What Is the SOX Index?
SOX stands for the PHLX Semiconductor Sector Index.
It is a Nasdaq-related index that tracks major semiconductor stocks.
The index itself is not a product investors directly buy. In practice, investors gain exposure through ETFs, mutual funds, or individual semiconductor stocks.
SOX is best understood as a measuring tool for the temperature of the semiconductor sector.
Why It Matters
Semiconductors are used in:
- AI servers
- GPUs
- data centers
- smartphones
- PCs
- automobiles
- industrial equipment
- home appliances
In recent years, generative AI and data-center investment have become major drivers. NVIDIA GPUs, Broadcom networking chips, AMD accelerators, TSMC manufacturing, and ASML equipment are all part of the broader semiconductor supply chain.
When SOX rises, investors may be pricing in strong AI investment, data-center demand, and an improving semiconductor cycle.
When SOX falls sharply, markets may be worried about slowing AI investment, inventory adjustment, weak device demand, or a peak in capital spending.
Major Constituents
The SOX Index includes 30 semiconductor-related companies listed in the U.S. market. Constituents are reviewed periodically.
Representative names include:
- NVIDIA
- Advanced Micro Devices
- Broadcom
- Intel
- Qualcomm
- Texas Instruments
- Micron Technology
- Applied Materials
- Lam Research
- ASML Holding
SOX is not limited to U.S.-headquartered companies. It includes semiconductor-related companies listed in the U.S., including non-U.S. firms such as ASML.
Difference From Nasdaq-100
| Item | SOX Index | Nasdaq-100 |
|---|---|---|
| Main focus | Semiconductor-related companies | Large non-financial Nasdaq companies |
| Number of names | 30 | 100 |
| Sector diversification | Low | Higher |
| Volatility | Often high | More diversified |
| Main themes | Semiconductors, AI, capex | Tech, consumer, communications, healthcare |
The Nasdaq-100 includes Apple, Microsoft, Amazon, Meta, Alphabet, and other large growth companies. SOX is much more concentrated in semiconductors.
Why Investors Watch SOX
Direct exposure to AI growth
AI demand drives GPUs, HBM, networking chips, advanced packaging, and semiconductor equipment.
SOX tends to reflect those expectations directly.
A sector-wide view
Watching NVIDIA alone is not enough. SOX helps investors see whether money is flowing into the whole semiconductor sector or only into a few winners.

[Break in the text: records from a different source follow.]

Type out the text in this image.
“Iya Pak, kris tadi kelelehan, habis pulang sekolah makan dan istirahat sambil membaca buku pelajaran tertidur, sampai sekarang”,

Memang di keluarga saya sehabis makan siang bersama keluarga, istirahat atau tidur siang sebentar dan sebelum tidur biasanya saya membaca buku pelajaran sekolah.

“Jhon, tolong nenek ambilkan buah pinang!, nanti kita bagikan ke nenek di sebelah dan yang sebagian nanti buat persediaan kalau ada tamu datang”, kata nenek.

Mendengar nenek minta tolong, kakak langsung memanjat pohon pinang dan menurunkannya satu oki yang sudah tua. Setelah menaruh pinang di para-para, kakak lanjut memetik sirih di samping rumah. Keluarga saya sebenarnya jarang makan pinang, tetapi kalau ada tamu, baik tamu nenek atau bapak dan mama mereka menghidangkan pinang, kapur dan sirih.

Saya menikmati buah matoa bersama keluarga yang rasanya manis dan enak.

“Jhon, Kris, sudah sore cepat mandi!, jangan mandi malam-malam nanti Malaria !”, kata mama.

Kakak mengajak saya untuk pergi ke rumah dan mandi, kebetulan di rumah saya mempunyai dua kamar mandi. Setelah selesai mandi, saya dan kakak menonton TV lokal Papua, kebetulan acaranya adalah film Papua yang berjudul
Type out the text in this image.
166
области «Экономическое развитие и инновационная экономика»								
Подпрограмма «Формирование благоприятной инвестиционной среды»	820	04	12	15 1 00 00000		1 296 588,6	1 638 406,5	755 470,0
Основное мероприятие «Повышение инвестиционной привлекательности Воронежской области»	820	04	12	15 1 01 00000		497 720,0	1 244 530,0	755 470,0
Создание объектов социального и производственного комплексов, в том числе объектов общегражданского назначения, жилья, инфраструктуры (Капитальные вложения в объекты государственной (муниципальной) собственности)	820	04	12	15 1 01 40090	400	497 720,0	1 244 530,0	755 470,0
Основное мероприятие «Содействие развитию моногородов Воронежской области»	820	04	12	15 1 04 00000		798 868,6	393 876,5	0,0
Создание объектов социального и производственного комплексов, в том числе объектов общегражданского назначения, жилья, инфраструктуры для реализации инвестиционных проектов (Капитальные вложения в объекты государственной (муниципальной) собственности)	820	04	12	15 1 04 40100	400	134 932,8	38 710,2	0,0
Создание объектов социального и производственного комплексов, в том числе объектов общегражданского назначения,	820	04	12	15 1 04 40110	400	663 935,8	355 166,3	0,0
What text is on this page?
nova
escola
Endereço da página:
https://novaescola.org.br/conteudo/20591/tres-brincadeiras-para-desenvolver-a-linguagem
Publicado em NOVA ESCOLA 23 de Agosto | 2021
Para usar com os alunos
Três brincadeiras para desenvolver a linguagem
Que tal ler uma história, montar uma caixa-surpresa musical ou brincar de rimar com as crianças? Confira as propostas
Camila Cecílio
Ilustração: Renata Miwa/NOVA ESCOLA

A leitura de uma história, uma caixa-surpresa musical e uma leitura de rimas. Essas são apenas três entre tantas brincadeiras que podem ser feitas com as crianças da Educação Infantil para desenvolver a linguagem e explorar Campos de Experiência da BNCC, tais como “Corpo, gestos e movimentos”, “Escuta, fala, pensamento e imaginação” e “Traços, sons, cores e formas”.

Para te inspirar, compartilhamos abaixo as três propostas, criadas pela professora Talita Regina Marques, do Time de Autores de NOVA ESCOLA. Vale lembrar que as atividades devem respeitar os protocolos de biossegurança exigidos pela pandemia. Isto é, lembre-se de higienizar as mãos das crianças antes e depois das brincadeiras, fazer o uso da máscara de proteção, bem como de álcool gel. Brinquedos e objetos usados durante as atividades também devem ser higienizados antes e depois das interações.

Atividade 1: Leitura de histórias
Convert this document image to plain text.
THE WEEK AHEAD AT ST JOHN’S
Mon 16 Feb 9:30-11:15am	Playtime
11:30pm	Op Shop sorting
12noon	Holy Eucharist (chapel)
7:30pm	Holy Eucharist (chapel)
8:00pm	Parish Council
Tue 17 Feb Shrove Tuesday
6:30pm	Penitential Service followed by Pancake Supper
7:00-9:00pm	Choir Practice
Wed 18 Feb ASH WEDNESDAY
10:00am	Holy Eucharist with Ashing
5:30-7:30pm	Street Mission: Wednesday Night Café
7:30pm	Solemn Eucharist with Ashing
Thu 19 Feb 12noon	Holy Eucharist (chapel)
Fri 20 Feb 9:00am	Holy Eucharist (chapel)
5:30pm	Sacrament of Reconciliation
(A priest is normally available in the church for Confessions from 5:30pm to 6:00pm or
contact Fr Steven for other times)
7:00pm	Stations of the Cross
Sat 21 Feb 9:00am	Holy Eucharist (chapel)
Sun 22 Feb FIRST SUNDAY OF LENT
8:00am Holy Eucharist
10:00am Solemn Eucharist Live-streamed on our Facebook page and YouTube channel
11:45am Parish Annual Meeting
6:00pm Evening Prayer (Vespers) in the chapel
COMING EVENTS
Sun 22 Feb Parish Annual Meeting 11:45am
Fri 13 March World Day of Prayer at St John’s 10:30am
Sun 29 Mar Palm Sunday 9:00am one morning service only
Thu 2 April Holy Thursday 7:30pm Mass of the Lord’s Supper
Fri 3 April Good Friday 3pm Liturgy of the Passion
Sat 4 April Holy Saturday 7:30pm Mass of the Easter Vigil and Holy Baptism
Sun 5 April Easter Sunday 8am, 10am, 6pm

Relevance to Japanese stocks
SOX often affects Japanese semiconductor-related stocks such as Tokyo Electron, Advantest, Lasertec, Disco, and SCREEN.
Japanese investors often watch the previous night's SOX move before the Tokyo market opens.
Risks
SOX is concentrated and cyclical.
Risks include:
- AI investment slowdown
- semiconductor inventory correction
- smartphone and PC weakness
- equipment capex cuts
- high valuation
- interest-rate pressure on growth stocks
It is not the same as a broad global equity index or the S&P 500.
Conclusion
The SOX Index is a key benchmark for semiconductor stocks and a useful thermometer for AI and data-center investment. It can rise sharply when the semiconductor cycle is strong, but it can also fall quickly when expectations reverse. Beginners should understand both its growth exposure and its volatility.